By Pastor Wondimu Sonessa
Long before the spreading of formal education, the priests of the Ethiopian Orthodox Church were teaching how to read and write. I remember some students joining our second-grade class because the government declared that such instruction was illegal and all children must join government schools.
About the same time, I found a piece of paper these students dropped on our classroom floor and read a story about Jesus’ incarnation, crucifixion, and resurrection for the first time. For some reason, I didn’t throw it away. I took it home after school and read it to my uncle and asked him who Jesus is and how a man can live again after death. He told me that it is not for us ordinary people to talk about and understand this story. He stated that the Orthodox priests only can speak about Jesus.
I was not still baptized because my parents were adherents of Islam though my grandfather and all my dad’s siblings went to the Orthodox church occasionally. But four years later, at the age of 12, I received the Holy Baptism with my mom and my younger siblings, on the day of Ethiopian Epiphany at the Orthodox church.
“Jesus came to our village through local farmers preaching the gospel, healing the sick, setting people free from evil spirits, and giving peace and hope to the poor and the marginalized in society.”
Although it was beyond my little brain to comprehend what it means to be baptized in the name of the Holy Trinity, I remember the feeling of excitement and joy that being called a Christian created in my heart. Here started the companionship of the Holy Spirit that carried me through until Jesus himself, whose story I read from that piece of paper, came and found me when I was 17.
FOR ME, THAT WAS a time of transition as it is the case with every Ethiopian teenager.

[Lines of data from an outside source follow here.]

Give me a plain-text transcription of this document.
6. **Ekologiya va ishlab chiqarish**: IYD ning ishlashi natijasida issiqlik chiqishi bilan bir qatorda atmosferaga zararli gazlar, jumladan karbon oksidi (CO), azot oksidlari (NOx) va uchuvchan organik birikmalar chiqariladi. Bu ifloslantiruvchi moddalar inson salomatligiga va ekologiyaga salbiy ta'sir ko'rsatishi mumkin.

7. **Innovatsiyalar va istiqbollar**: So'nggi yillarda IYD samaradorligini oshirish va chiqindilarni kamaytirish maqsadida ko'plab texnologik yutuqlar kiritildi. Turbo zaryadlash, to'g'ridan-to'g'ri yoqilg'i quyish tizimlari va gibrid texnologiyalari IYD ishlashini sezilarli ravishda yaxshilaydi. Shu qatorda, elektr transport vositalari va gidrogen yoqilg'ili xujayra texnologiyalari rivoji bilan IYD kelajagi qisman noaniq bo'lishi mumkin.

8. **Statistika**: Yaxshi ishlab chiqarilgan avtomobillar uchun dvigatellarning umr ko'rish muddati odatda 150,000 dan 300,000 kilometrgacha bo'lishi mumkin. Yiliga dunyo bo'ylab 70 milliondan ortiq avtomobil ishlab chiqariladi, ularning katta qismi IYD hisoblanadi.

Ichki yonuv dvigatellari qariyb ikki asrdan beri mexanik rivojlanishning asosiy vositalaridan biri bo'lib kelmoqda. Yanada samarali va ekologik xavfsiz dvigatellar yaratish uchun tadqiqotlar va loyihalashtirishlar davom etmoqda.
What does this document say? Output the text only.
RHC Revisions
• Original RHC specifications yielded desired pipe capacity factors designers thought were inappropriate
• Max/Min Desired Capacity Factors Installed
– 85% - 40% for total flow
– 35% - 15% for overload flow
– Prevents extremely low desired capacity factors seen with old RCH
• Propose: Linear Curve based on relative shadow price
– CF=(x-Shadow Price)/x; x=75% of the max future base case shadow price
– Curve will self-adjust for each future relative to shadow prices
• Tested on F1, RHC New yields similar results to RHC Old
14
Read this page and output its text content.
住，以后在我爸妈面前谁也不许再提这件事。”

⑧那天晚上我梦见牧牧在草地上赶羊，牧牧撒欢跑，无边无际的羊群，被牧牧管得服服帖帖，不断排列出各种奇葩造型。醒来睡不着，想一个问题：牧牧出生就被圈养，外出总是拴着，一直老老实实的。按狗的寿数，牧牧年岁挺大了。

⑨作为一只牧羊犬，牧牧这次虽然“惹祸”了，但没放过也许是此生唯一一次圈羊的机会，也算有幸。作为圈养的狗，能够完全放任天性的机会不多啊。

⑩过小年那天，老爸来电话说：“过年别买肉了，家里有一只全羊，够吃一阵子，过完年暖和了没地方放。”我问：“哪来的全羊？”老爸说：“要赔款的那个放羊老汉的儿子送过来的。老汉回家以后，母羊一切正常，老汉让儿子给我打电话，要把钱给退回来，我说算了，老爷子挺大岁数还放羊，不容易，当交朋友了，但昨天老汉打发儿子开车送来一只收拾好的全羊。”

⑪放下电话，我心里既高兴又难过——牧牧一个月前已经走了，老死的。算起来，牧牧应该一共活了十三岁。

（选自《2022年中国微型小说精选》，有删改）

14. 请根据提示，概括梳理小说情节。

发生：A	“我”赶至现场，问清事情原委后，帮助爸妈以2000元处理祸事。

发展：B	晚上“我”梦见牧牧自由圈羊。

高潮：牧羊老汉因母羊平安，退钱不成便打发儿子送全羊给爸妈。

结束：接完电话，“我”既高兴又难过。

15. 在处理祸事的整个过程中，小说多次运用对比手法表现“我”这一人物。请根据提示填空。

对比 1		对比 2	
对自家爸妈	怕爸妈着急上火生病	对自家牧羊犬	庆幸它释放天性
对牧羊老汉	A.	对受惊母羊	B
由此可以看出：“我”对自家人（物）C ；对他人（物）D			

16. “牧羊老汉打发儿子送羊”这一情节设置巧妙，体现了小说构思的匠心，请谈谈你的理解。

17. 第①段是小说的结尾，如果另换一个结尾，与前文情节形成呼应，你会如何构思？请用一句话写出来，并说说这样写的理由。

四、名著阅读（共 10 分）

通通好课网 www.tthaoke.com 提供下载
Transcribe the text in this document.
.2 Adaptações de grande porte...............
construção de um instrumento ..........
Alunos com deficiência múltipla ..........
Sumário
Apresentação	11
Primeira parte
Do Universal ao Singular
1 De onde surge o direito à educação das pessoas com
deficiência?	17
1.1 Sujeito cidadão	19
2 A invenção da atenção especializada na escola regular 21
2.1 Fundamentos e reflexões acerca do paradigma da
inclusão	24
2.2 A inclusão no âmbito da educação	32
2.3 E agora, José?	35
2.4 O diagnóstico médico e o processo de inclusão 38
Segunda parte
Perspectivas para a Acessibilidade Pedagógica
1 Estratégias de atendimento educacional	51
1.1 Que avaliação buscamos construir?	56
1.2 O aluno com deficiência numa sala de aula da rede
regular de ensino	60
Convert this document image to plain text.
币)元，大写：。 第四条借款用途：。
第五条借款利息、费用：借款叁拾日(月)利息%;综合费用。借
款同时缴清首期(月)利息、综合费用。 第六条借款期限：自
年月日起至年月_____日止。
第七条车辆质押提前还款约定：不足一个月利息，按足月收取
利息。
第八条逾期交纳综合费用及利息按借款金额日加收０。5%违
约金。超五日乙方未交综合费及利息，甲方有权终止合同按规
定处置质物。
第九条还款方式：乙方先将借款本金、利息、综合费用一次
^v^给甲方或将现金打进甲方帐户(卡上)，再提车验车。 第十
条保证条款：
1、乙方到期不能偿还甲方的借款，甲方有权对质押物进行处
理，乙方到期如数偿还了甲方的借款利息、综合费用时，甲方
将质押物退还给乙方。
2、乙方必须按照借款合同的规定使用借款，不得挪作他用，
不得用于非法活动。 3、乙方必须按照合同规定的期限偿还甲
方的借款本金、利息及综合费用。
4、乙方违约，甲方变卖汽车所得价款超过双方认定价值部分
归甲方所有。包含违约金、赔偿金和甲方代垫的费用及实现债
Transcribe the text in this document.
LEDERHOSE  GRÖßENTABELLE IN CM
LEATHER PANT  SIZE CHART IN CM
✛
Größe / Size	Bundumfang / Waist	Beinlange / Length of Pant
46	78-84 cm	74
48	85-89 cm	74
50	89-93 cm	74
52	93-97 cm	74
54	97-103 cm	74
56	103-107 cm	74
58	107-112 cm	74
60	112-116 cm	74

The country was in a traumatizing war between the military regime and the then-freedom fighters. For the adherents of Protestant Christianity, it was a time of severe persecution. Inviting someone to believe in Jesus was deemed a crime by the law of the country. Missionaries from America and Europe were not allowed to stay in the country because they were considered a threat for the regime’s socialist (and atheist) ideology.
“Although it was beyond my little brain to comprehend what it means to be baptized in the name of the Holy Trinity, I remember the feeling of excitement and joy that being called a Christian created in my heart.”
Amid this, the gospel they preached has already started to bear fruit. The Evangelical churches were in a spiritual warfare against the oppressive, unclean, and killer spirit ingrained in individual life, religious practices, and societal systems. They were committed to spreading the message of peace, hope, and love through telling the story of Jesus beyond boundaries.
Consequently, Jesus came to our village through local farmers preaching the gospel, healing the sick, setting people free from evil spirits, and giving peace and hope to the poor and the marginalized in society. The sermons that changed my life were preached by these lay preachers whose education doesn’t exceed elementary school.
VERY RECENTLY, I STARTED to wrestle with the question of whether I found Jesus’ name on the piece of paper or Jesus himself found an eight-year-old me on the second-grade floor. This brings to my mind the question Nathanael asked Jesus, saying, “Where did you get to know me?” Jesus answered, “I saw you under the fig tree before Philip called you” (John 1:48).
“The sermons that changed my life were preached by these lay preachers whose education doesn’t exceed elementary school.”
Jesus came to the earth to find the lost and the less religious “ordinary people.” He confirms this when he asserts, “I was sent only to the lost sheep of the house of Israel” (Matthew 15:24). It is true that God knows us even before we were born. But the question that matters to believers in Jesus Christ is beyond chronological order of our encounter with the divine reality. We all need to wrestle daily with the question of whether we are leading a life worthy of the calling to which we have been called (Eph 4:1).
We are called to share God’s love with God’s world. This requires hearing, understanding, and telling the story of Jesus’ incarnation, crucifixion, and resurrection.